In the last two months, listed government-owned companies lost nearly a quarter of their combined market value worth $58 billion (Rs 3.48 lakh crore).
About 98 per cent of the fall is accounted for by central government-owned and promoted enterprises, such as oil and gas majors, banks and metal and mining companies. The rest is accounted for by various state government firms.
In contrast, the broader market was fairly stable during the period. The Sensex is down just 3 per cent since end-May. The 50-stock Nifty is down 5 per cent.
The recent weakness in the broader market is largely due to PSU stocks. They account for as much as 90 per cent of the entire fall in the market capitalisation of all listed companies since the beginning of July.
The public exchequer or the government has been the biggest loser. The value of government stake in central PSUs is down Rs 2.5 lakh crore (Rs 2.5 trillion), or $42 billion, to Rs 8.5 lakh crore (Rs 8.5 trillion) at the end of trading on Friday.
This has severely impaired finance ministry's ability to raise resources by diluting government stakes in PSUs through follow-on public offers (FPOs). At the end of June, the government on an average owned 72.3 per cent stake in 73 listed central PSUs.

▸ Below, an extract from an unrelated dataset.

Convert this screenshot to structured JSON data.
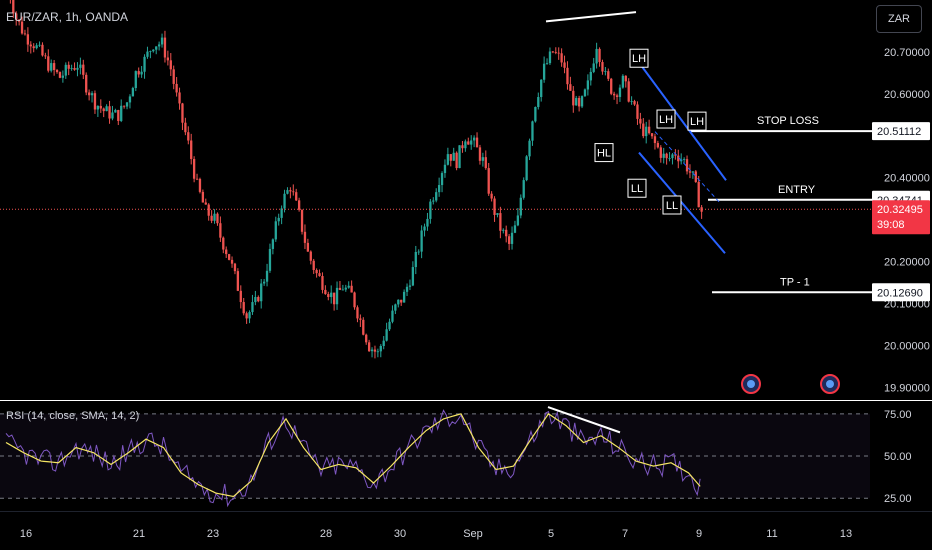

Analysts blame the government divestment programme and its compulsion to raise resources at any cost to meet its fiscal deficit target.
"The PSU disinvestment programme will increase the supply of shares at a time when there is little appetite for new issues among domestic or foreign investors. Besides, there is fear that the government might milk healthy and cash-rich public sector undertakings to plug holes in public finance, leading to an exodus of investors from PSUs," says the head of research at a leading brokerage here on the condition of anonymity.

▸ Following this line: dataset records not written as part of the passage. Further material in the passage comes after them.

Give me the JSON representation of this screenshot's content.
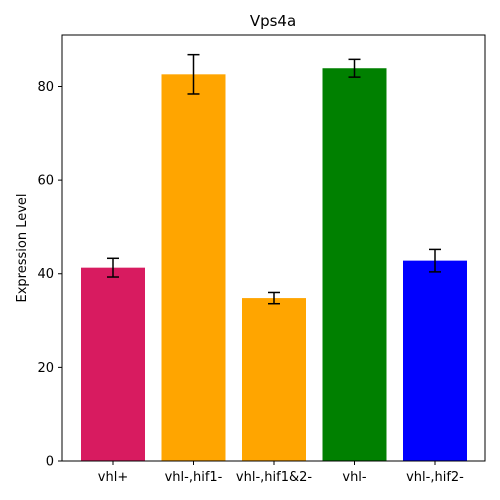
{
  "chart_data": {
    "type": "bar",
    "title": "Vps4a",
    "xlabel": "",
    "ylabel": "Expression Level",
    "ylim": [
      0,
      91
    ],
    "yticks": [
      0,
      20,
      40,
      60,
      80
    ],
    "grid": false,
    "categories": [
      "vhl+",
      "vhl-,hif1-",
      "vhl-,hif1&2-",
      "vhl-",
      "vhl-,hif2-"
    ],
    "values": [
      41.3,
      82.6,
      34.8,
      83.9,
      42.8
    ],
    "errors": [
      2.0,
      4.2,
      1.2,
      1.9,
      2.4
    ],
    "colors": [
      "#d81b60",
      "#ffa500",
      "#ffa500",
      "#008000",
      "#0000ff"
    ]
  }
}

Investors' worry was clearly visible in a sudden 15 per cent decline in the Power Grid Corporation share price on Friday, when the company's board approved stake sale through an FPO.
Indian Oil Corporation has lost a third of its market value on the government plans for stake sale. Also hit are financially strong and cash-rich companies such as Coal India (-22 per cent), ONGC (-15 per cent) Engineers India (-17 per cent), Container Corp (-10 per cent), NBCC (-23 per cent), BHEL (-25 per cent), Rashtriya Chemicals & Fertilizers (-30 per cent).

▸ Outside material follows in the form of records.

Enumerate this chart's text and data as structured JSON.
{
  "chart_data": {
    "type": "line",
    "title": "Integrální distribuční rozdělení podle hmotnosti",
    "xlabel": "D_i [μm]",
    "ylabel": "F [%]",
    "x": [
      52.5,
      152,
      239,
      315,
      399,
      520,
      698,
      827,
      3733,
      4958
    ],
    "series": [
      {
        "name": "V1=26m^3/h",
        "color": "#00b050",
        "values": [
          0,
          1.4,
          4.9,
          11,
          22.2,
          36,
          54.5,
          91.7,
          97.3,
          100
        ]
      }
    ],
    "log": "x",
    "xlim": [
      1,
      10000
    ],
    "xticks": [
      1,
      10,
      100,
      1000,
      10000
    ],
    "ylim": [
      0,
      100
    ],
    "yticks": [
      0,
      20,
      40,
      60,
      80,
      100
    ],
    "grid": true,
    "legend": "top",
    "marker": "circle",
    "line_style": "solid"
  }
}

Market experts say that for investors, the equation of PSU stocks is simple. "As you will get shares at a price lower than the current market price through FPOs, why buy in the secondary market?" says a market analyst at a leading brokerage house in Mumbai.
This belief has been reinforced by recent follow-on public offers such as MMTC and National Fertilizers, done at a large discount to the market price.